Step 6: Place your clay creation in front of the candle. Light the candle, and, if it fits your practice to do so, ask your Deity or Inner Wisdom to be present with you during the procedure and to guide you in developing the traits you need to undergo it successfully.

Step 7: Imagine the tree again, and imagine yourself underneath of it being filled with strength, voice, intention and energy. Spend as much time as you need to draw in the rootedness the tree offers. Listen for any healing messages, and thank the tree for its blessings.

Step 8: Thank your Deity or Inner Wisdom for guidance, and close the circle.

Consider taking something with you to your appointment that you can touch in order to ground yourself. The polymer clay could be baked and turned into an amulet for protection or talisman for blessing for this purpose.

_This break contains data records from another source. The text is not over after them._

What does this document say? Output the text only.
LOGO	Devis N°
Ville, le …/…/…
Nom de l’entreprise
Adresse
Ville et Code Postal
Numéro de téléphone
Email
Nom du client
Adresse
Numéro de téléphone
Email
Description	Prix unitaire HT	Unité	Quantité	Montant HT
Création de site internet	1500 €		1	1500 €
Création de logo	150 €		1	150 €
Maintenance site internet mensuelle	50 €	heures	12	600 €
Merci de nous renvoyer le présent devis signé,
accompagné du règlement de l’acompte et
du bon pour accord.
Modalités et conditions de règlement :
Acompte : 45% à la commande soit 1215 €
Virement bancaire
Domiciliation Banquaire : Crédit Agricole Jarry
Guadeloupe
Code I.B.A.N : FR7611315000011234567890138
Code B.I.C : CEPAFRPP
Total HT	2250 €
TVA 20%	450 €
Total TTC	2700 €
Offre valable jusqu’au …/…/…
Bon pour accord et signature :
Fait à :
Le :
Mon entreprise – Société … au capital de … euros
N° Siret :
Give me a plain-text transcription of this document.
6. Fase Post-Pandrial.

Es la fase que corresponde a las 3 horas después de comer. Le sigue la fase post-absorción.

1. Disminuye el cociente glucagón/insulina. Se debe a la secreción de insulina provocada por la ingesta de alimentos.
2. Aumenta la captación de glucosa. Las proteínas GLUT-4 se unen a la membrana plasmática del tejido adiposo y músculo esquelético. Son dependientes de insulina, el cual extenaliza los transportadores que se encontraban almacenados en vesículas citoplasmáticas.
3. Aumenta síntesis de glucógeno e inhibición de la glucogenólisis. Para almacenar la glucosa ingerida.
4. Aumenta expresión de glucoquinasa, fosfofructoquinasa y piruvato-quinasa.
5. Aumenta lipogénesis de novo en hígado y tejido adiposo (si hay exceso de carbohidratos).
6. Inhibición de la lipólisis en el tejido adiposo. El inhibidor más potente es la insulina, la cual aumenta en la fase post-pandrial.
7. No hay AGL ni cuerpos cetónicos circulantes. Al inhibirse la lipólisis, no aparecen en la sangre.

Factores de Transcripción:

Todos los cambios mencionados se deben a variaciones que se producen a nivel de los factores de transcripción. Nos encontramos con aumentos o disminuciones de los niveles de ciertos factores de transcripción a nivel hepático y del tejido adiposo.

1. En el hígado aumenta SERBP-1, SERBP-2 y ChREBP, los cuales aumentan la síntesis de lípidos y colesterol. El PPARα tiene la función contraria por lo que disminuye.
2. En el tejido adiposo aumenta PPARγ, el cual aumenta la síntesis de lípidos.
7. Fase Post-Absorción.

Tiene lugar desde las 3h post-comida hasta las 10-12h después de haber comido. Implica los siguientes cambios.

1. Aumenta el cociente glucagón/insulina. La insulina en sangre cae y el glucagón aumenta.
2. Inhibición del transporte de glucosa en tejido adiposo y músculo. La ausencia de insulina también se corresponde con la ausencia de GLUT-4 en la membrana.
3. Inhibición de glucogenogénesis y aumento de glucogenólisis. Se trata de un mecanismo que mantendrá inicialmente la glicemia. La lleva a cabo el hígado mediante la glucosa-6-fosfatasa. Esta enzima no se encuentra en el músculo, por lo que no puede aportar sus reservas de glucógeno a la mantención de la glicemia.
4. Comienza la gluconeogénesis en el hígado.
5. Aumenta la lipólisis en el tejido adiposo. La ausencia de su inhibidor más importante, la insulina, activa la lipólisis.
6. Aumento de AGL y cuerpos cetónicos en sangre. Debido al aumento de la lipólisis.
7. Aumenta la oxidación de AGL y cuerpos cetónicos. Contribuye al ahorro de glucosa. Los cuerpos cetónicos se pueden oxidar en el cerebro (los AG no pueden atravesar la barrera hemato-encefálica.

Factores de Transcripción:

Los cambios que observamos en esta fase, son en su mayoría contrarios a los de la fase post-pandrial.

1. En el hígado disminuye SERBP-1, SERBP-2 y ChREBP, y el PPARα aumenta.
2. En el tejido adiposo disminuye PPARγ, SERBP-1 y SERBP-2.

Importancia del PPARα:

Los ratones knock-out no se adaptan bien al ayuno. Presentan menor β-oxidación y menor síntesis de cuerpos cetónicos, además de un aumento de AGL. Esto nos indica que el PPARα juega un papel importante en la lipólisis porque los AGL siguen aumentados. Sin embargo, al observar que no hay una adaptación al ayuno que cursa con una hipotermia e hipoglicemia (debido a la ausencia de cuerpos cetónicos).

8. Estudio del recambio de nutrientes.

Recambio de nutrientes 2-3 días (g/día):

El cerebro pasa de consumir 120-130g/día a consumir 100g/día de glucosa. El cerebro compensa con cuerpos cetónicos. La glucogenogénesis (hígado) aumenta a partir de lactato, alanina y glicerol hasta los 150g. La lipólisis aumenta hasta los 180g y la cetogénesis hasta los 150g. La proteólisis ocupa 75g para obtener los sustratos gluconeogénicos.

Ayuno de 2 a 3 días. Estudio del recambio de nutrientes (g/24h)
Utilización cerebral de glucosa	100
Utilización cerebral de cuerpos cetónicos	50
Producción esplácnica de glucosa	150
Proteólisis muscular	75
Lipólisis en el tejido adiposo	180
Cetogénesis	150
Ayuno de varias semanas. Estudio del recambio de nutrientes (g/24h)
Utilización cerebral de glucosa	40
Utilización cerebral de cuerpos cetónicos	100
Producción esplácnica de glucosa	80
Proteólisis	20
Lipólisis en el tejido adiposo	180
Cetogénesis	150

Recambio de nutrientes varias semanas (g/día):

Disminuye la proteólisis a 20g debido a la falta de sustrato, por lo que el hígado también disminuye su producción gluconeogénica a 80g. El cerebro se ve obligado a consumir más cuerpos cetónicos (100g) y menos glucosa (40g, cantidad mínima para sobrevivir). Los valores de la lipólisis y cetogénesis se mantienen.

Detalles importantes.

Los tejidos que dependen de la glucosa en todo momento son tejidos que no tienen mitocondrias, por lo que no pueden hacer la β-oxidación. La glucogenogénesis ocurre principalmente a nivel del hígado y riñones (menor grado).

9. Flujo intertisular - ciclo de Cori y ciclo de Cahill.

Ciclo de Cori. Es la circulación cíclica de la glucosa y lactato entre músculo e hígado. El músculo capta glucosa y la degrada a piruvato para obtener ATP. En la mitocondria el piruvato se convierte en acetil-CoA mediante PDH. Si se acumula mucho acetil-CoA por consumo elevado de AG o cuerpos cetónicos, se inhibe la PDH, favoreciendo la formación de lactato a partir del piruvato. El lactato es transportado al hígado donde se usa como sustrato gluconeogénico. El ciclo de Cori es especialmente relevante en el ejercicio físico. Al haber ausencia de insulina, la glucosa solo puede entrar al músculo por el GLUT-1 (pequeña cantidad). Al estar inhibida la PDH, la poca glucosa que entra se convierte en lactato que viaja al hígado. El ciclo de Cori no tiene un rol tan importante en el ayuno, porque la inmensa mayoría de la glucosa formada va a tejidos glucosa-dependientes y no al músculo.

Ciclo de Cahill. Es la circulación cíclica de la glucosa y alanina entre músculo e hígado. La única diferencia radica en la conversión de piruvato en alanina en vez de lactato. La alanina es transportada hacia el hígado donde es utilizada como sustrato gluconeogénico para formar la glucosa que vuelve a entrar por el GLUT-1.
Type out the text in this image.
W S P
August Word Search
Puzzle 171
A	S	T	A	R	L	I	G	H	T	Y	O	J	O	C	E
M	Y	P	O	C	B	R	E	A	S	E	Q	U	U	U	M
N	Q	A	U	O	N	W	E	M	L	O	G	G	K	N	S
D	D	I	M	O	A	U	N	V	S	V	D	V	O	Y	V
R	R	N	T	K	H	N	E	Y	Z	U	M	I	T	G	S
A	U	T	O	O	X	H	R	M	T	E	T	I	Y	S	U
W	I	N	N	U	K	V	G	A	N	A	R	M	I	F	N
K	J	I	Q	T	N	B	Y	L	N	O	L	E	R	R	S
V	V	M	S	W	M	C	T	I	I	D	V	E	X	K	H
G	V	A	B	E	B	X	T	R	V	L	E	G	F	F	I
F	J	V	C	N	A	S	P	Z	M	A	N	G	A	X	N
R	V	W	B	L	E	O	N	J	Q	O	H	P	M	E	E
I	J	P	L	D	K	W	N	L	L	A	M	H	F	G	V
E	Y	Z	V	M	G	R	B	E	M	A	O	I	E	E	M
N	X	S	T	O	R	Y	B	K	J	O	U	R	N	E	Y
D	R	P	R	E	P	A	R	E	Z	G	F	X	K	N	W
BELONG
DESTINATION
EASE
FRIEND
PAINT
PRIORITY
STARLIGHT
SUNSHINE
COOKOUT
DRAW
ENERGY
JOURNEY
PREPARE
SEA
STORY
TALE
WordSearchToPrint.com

I created a witch jar filled with hearts to represent lovingkindness, and I wear a bracelet with chakra stones that also has an evil eye to ward off any negative energies.

*Please note that I am primarily focused in this post on routine types of medical care here; if you are having major surgery or testing that could be life-altering, I definitely encourage you to seek out additional resources and consult your support system as there could be an element of grief or direct trauma involved in those situations.

If you decide to use any of this ritual in your own practice, be sure to adapt it to your own preferences and needs. It may be worth doing at least parts of it more than once to solidify your mental imagery and connection to Source before your procedure. I welcome any links to other practices you have found helpful!